On the international level, the last decade saw the culmination of 50 years of work by 100 nongovernmental organizations and nations to establish the International Criminal Court. The court is flawed, a product of compromise. But its opening in 2003 declared, for the first time in history, that human rights trump national sovereignty.
Considering the power and dominance of the United States, perhaps the most encouraging development is the grassroots efforts under way to create a cabinet-level Department of Peace. Its function would be researching, articulating, and facilitating nonviolent solutions to domestic and international conflict. The idea’s supporters—and there are many, including 60 co-sponsors of a bill in the U.S. House of Representatives and activist organizations in 48 states and 285 congressional districts?—want the United States to be more effective in addressing sources of violence.
A Dream Renewed
Through imagination, bravery, and hard work, these ordinary folks are renewing the dream of peace in a world where war is the norm. It’s difficult work—complicated, messy, and sometimes dangerous. But the hard part—and the best part—is that it can’t be done from a distance. You can’t do it from behind a computer or by reading about the problem. You have to go to “Their” world. Meet. Sit together. Listen. Talk.

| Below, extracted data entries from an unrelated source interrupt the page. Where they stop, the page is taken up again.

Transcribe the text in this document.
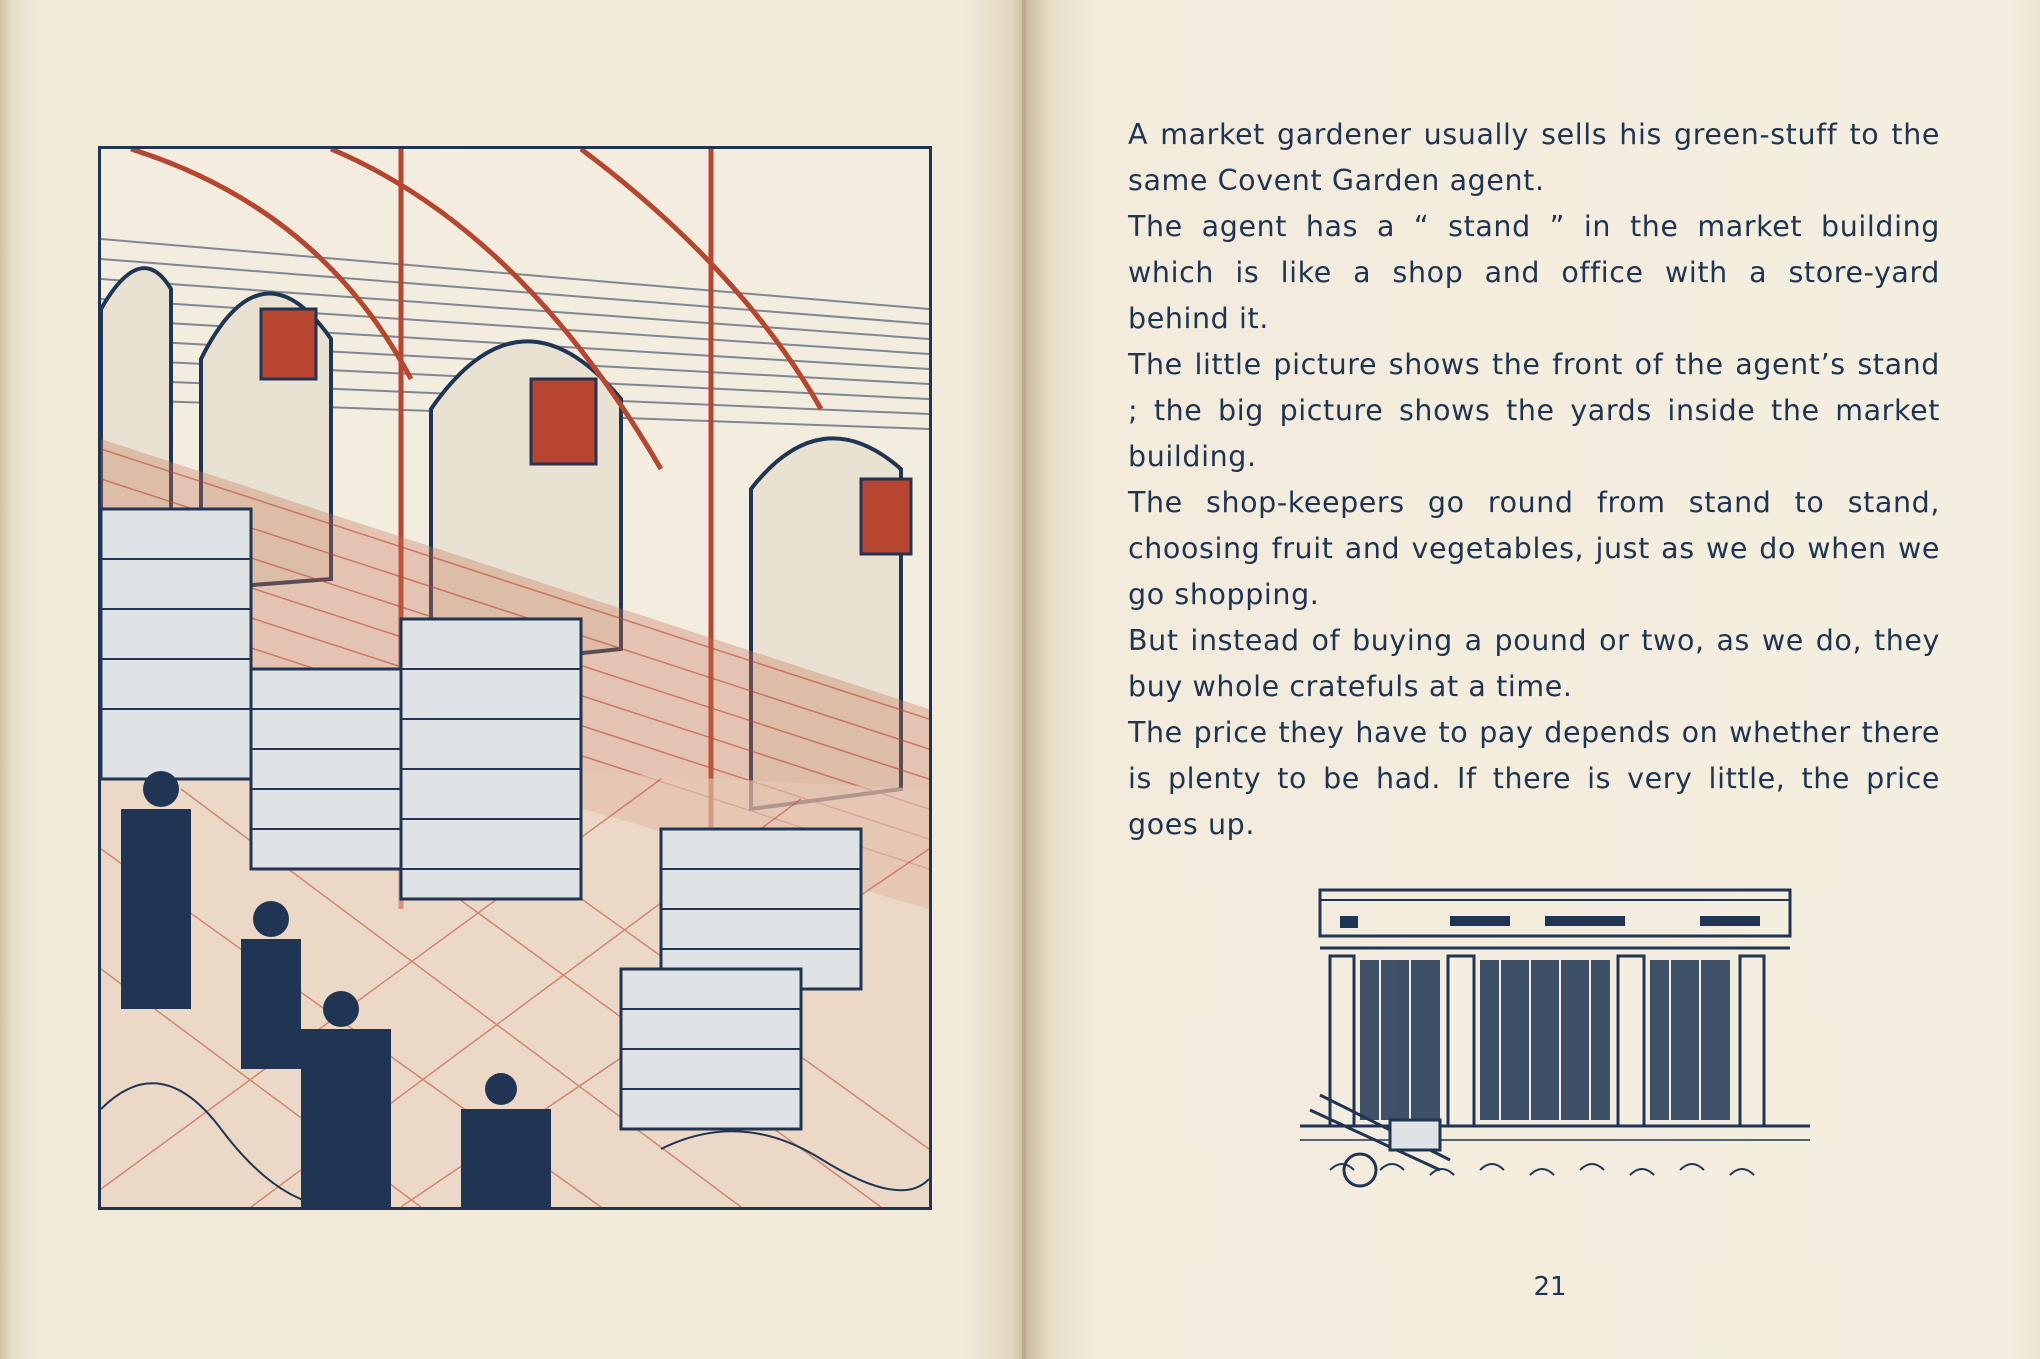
A market gardener usually sells his green-stuff to the same Covent Garden agent.

The agent has a “ stand ” in the market building which is like a shop and office with a store-yard behind it.

The little picture shows the front of the agent’s stand ; the big picture shows the yards inside the market building.

The shop-keepers go round from stand to stand, choosing fruit and vegetables, just as we do when we go shopping.

But instead of buying a pound or two, as we do, they buy whole cratefuls at a time.

The price they have to pay depends on whether there is plenty to be had. If there is very little, the price goes up.

21
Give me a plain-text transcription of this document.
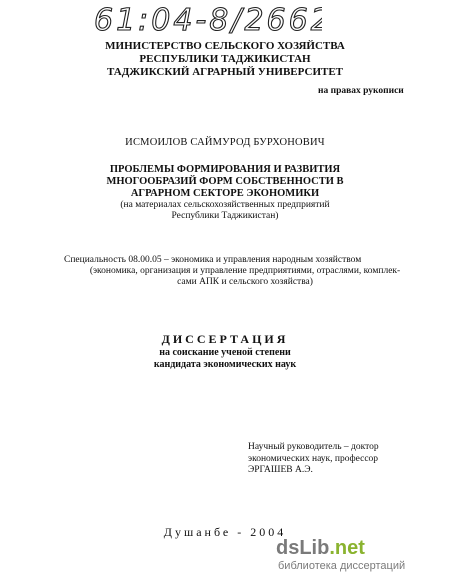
61:04-8/2662
МИНИСТЕРСТВО СЕЛЬСКОГО ХОЗЯЙСТВА
РЕСПУБЛИКИ ТАДЖИКИСТАН
ТАДЖИКСКИЙ АГРАРНЫЙ УНИВЕРСИТЕТ
на правах рукописи
ИСМОИЛОВ САЙМУРОД БУРХОНОВИЧ
ПРОБЛЕМЫ ФОРМИРОВАНИЯ И РАЗВИТИЯ
МНОГООБРАЗИЙ ФОРМ СОБСТВЕННОСТИ В
АГРАРНОМ СЕКТОРЕ ЭКОНОМИКИ
(на материалах сельскохозяйственных предприятий
Республики Таджикистан)
Специальность 08.00.05 – экономика и управления народным хозяйством
(экономика, организация и управление предприятиями, отраслями, комплек-
сами АПК и сельского хозяйства)
ДИССЕРТАЦИЯ
на соискание ученой степени
кандидата экономических наук
Научный руководитель – доктор
экономических наук, профессор
ЭРГАШЕВ А.Э.
Душанбе - 2004
dsLib.net
библиотека диссертаций
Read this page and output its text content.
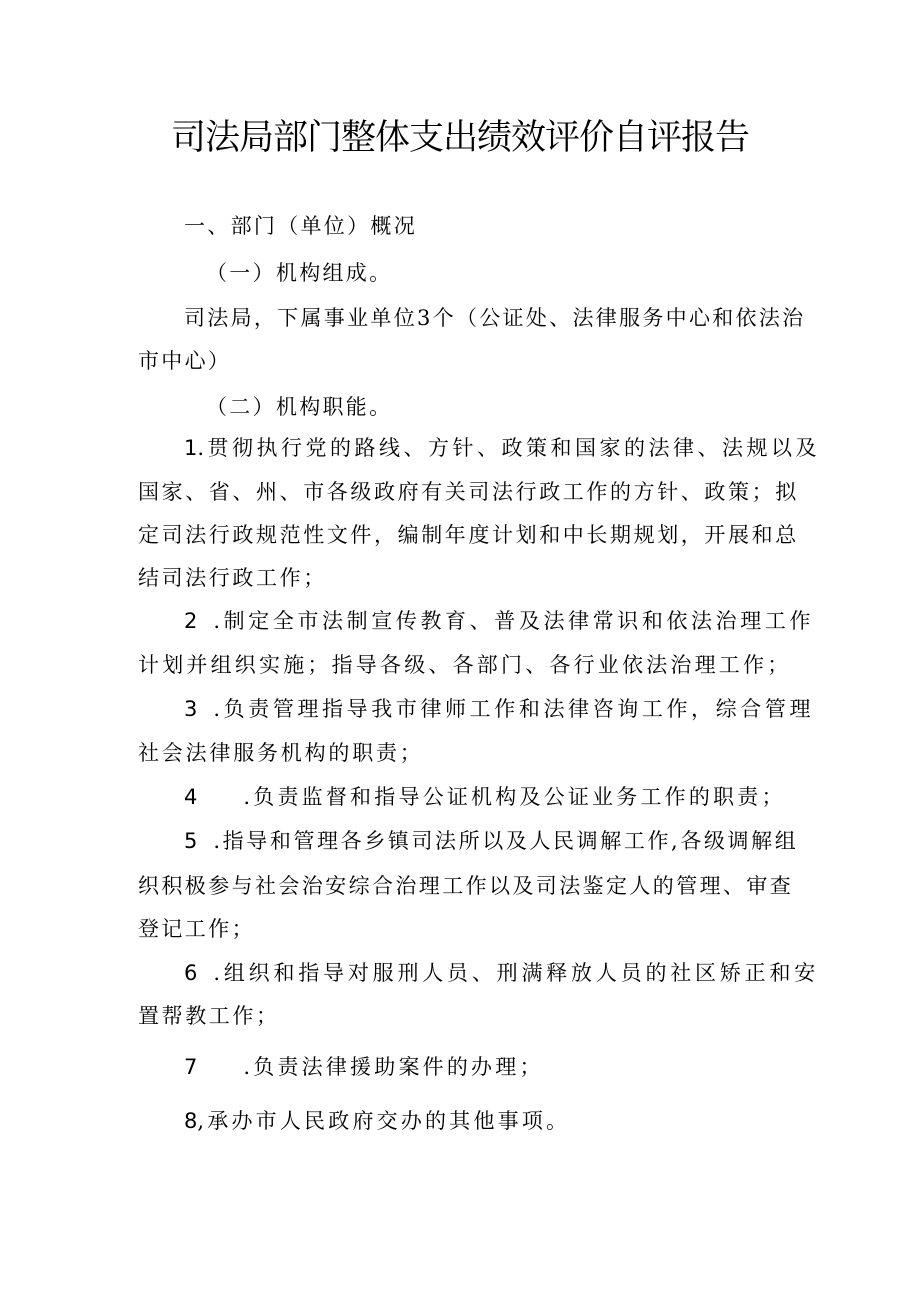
司法局部门整体支出绩效评价自评报告
一、部门（单位）概况
（一）机构组成。
司法局，下属事业单位3个（公证处、法律服务中心和依法治
市中心）
（二）机构职能。
1.贯彻执行党的路线、方针、政策和国家的法律、法规以及
国家、省、州、市各级政府有关司法行政工作的方针、政策；拟
定司法行政规范性文件，编制年度计划和中长期规划，开展和总
结司法行政工作；
2 .制定全市法制宣传教育、普及法律常识和依法治理工作
计划并组织实施；指导各级、各部门、各行业依法治理工作；
3 .负责管理指导我市律师工作和法律咨询工作，综合管理
社会法律服务机构的职责；
4 .负责监督和指导公证机构及公证业务工作的职责；
5 .指导和管理各乡镇司法所以及人民调解工作,各级调解组
织积极参与社会治安综合治理工作以及司法鉴定人的管理、审查
登记工作；
6 .组织和指导对服刑人员、刑满释放人员的社区矫正和安
置帮教工作；
7 .负责法律援助案件的办理；
8,承办市人民政府交办的其他事项。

You’ll probably find that even with all its trouble and sorrow, the world is a friendlier place than you thought. That “They” are not so bad—and we’re not so good. Soon you’ll want to start moving big armloads of files from the “Them” drawer into the “Us” drawer. And that, Dear Reader, is the foundation of whatever good we will be able to build together.
Carol Estes
is a former managing editor and contributing editor at YES! and is the founder of University Beyond Bars.